The meeting earned Ms. Farrell a spot at an invitation-only information session the next day and within a few weeks she was on a conference call for a panel interview—all without submitting a formal application.

“I was pretty nervous because I was going up against people who had been in the industry for 10 or 12 years, but I knew that Ironshore had a history of hiring recent graduates,” Ms. Farrell said. “I asked the panel if my lack of experience was an issue, but they said that as long as I had a willingness to learn, I would fit right in.”

Ms. Farrell’s attitude is an example of why hiring GW graduates is a no-brainer for the company, according to Mr. Blaser. They don’t think they need to “start their careers as CEOs,” he said.
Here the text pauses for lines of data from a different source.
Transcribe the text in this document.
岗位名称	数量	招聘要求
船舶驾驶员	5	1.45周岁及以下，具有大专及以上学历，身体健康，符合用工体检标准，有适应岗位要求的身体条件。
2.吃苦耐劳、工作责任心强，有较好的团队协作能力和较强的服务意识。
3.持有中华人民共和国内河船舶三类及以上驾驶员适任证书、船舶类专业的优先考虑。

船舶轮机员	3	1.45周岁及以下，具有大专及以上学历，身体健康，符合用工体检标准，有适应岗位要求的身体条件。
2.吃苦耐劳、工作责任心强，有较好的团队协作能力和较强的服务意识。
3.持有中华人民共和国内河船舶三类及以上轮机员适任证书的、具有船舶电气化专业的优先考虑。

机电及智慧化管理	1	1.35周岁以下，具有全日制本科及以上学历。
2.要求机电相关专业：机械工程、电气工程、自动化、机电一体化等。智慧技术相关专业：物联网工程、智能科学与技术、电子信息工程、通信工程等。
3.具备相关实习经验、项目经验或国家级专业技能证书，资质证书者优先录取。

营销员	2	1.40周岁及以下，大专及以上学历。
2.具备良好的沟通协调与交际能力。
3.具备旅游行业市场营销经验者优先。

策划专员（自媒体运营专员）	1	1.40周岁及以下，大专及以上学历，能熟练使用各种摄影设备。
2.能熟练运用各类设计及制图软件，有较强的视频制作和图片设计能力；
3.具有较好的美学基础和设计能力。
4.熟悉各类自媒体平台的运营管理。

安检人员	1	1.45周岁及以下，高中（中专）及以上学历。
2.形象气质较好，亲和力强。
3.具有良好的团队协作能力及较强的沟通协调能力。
“I’ve spent a lot of time with GW graduates, and they have a great desire to succeed and are hardworking,” Mr. Blaser said. “Lane was not an exception. She was a great fit for Ironshore because she has high energy, the right skill set and excitement for learning.”

Ms. Farrell said that networking during her college career was integral to her success in landing a job. "Nothing bad can come from introducing yourself," Ms. Farrell said. 
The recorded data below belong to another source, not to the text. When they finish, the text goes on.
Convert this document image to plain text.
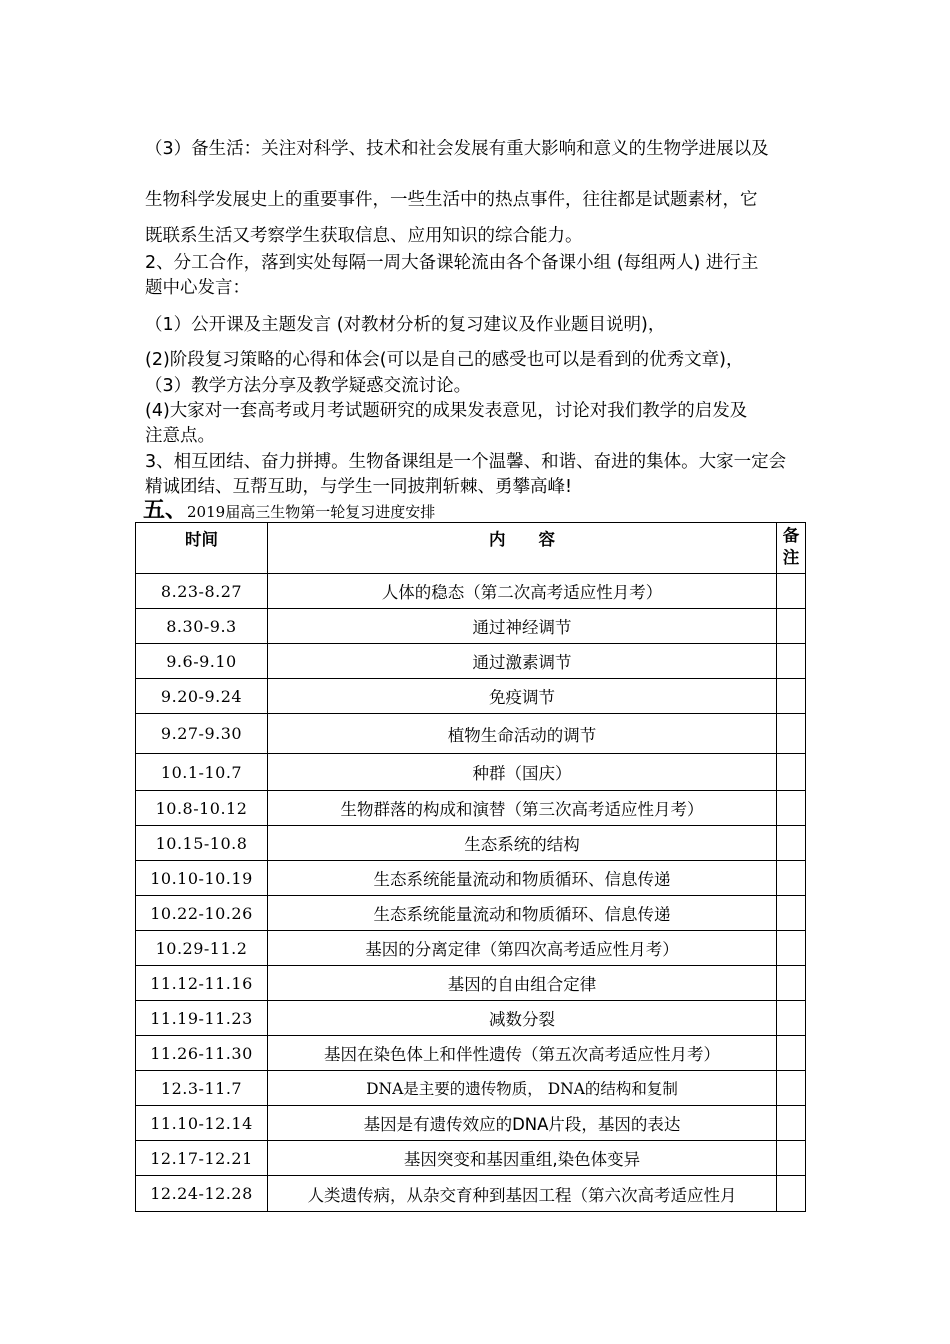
（3）备生活：关注对科学、技术和社会发展有重大影响和意义的生物学进展以及
生物科学发展史上的重要事件，一些生活中的热点事件，往往都是试题素材，它
既联系生活又考察学生获取信息、应用知识的综合能力。
2、分工合作，落到实处每隔一周大备课轮流由各个备课小组 (每组两人) 进行主
题中心发言：
（1）公开课及主题发言 (对教材分析的复习建议及作业题目说明)，
(2)阶段复习策略的心得和体会(可以是自己的感受也可以是看到的优秀文章)，
（3）教学方法分享及教学疑惑交流讨论。
(4)大家对一套高考或月考试题研究的成果发表意见，讨论对我们教学的启发及
注意点。
3、相互团结、奋力拼搏。生物备课组是一个温馨、和谐、奋进的集体。大家一定会
精诚团结、互帮互助，与学生一同披荆斩棘、勇攀高峰!
五、2019届高三生物第一轮复习进度安排
时间	内　　容	备注
8.23-8.27	人体的稳态（第二次高考适应性月考）	
8.30-9.3	通过神经调节	
9.6-9.10	通过激素调节	
9.20-9.24	免疫调节	
9.27-9.30	植物生命活动的调节	
10.1-10.7	种群（国庆）	
10.8-10.12	生物群落的构成和演替（第三次高考适应性月考）	
10.15-10.8	生态系统的结构	
10.10-10.19	生态系统能量流动和物质循环、信息传递	
10.22-10.26	生态系统能量流动和物质循环、信息传递	
10.29-11.2	基因的分离定律（第四次高考适应性月考）	
11.12-11.16	基因的自由组合定律	
11.19-11.23	减数分裂	
11.26-11.30	基因在染色体上和伴性遗传（第五次高考适应性月考）	
12.3-11.7	DNA是主要的遗传物质， DNA的结构和复制	
11.10-12.14	基因是有遗传效应的DNA片段，基因的表达	
12.17-12.21	基因突变和基因重组,染色体变异	
12.24-12.28	人类遗传病，从杂交育种到基因工程（第六次高考适应性月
As a 16-year member and 10-year chair of the GW School of Business Board of Advisors, Mr. Blaser was heavily involved in building resources at the F. David Fowler Career Center. He is also the parent of two GW alumnae—Ali Blaser, B.B.A. ’07, and Heather Blaser, B.A. ’10and chaired and helped launch and the Parents’ Council in 2002. The council has evolved to include the GW Parents Campaign Philanthropy Board

He is known for asking alumni and friends of the university, “Have you hired a GW graduate today?” 

As the final say on Ms. Farrell’s application, Mr. Blaser employed a much-used tactic to see if she was the right fit: He set up an impromptu meeting with her on campus.
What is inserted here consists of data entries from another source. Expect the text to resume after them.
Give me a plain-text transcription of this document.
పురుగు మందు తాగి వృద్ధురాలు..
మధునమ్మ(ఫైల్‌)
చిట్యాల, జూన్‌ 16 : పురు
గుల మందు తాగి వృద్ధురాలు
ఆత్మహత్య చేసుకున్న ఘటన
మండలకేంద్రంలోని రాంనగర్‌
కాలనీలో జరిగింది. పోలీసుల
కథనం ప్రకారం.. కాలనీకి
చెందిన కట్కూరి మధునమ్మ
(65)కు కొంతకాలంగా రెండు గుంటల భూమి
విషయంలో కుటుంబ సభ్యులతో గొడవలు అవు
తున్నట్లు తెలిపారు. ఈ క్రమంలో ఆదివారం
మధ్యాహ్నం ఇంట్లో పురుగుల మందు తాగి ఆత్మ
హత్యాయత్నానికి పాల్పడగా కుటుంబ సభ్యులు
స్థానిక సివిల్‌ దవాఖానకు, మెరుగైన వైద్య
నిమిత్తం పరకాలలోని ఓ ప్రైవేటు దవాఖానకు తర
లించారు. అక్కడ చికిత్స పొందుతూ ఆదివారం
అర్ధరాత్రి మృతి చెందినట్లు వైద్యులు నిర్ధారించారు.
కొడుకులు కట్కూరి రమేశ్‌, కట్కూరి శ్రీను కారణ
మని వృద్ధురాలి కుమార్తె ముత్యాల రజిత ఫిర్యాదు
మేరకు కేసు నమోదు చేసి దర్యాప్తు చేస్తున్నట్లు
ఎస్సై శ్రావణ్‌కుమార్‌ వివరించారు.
Ms. Farrell said she was studying on the Foggy Bottom Campus when she received the email to meet with Mr. Blaser—she quickly replied yes and then made a mad-dash to change from yoga pants to more appropriate attire.

“When you have a conversation, you can really see how plugged in someone is to opportunity, and Lane was bright, inquisitive and enthusiastic, ” Mr. Blaser said.

Remembering the meeting, the self-possessed Ms. Farrell is quick to laugh—“The email was so mysterious!”—But she said that hearing Mr. Blaser discuss Ironshore’s values and support for young employees cemented her commitment to working there.

Ms. Farrell was confident she had the job when Mr. Blaser said he would personally pass on her resume to the Ironshore human resources department. 

“Helping GW students find internships and entry-level jobs is a big focus of mine,” Mr. Blaser said. “Recent graduates have to consider how they get in the game, how they navigate the opportunities in the industry and whether they will have room to grow.”

An opportunity to grow is what made Ironshore so appealing, Ms. Farrell said.


“Have you hired a GW graduate today?”

- Mitchell Blaser, B.B.A. '73 on hiring GW graduates. 


“The first job is important because it teaches you how to think,” Ms. Farrell said. “Ironshore has a young and diverse company culture, and I spoke to alumni who work there who have been given so many opportunities to make decisions early in their careers. I knew that was what I wanted.”

The timeline of Ms. Farrell’s career success story is relatively short—a little over a month passed between when she began job hunting in earnest and when she received her offer. 

She attributes the accelerated process to years of preparation, from attending meet-up groups around the city and tapping into GW’s network of more than 270,000 alumni, to taking graduate classes that focused her interests and setting up coffee dates with people whose jobs or work ethic she admired.

She said her approach is defined by a simple phrase: “Nothing bad can happen from introducing yourself.”

“I took my first internship as a freshman, and it was the best decision I ever made,” Ms. Farrell said. “It can be difficult because internships typically don’t earn you widespread recognition, but they are valuable because they build relationships you will need in the future.”

“When you decide what you want to do, you have to keep pushing yourself,” she added. “It worked for me.”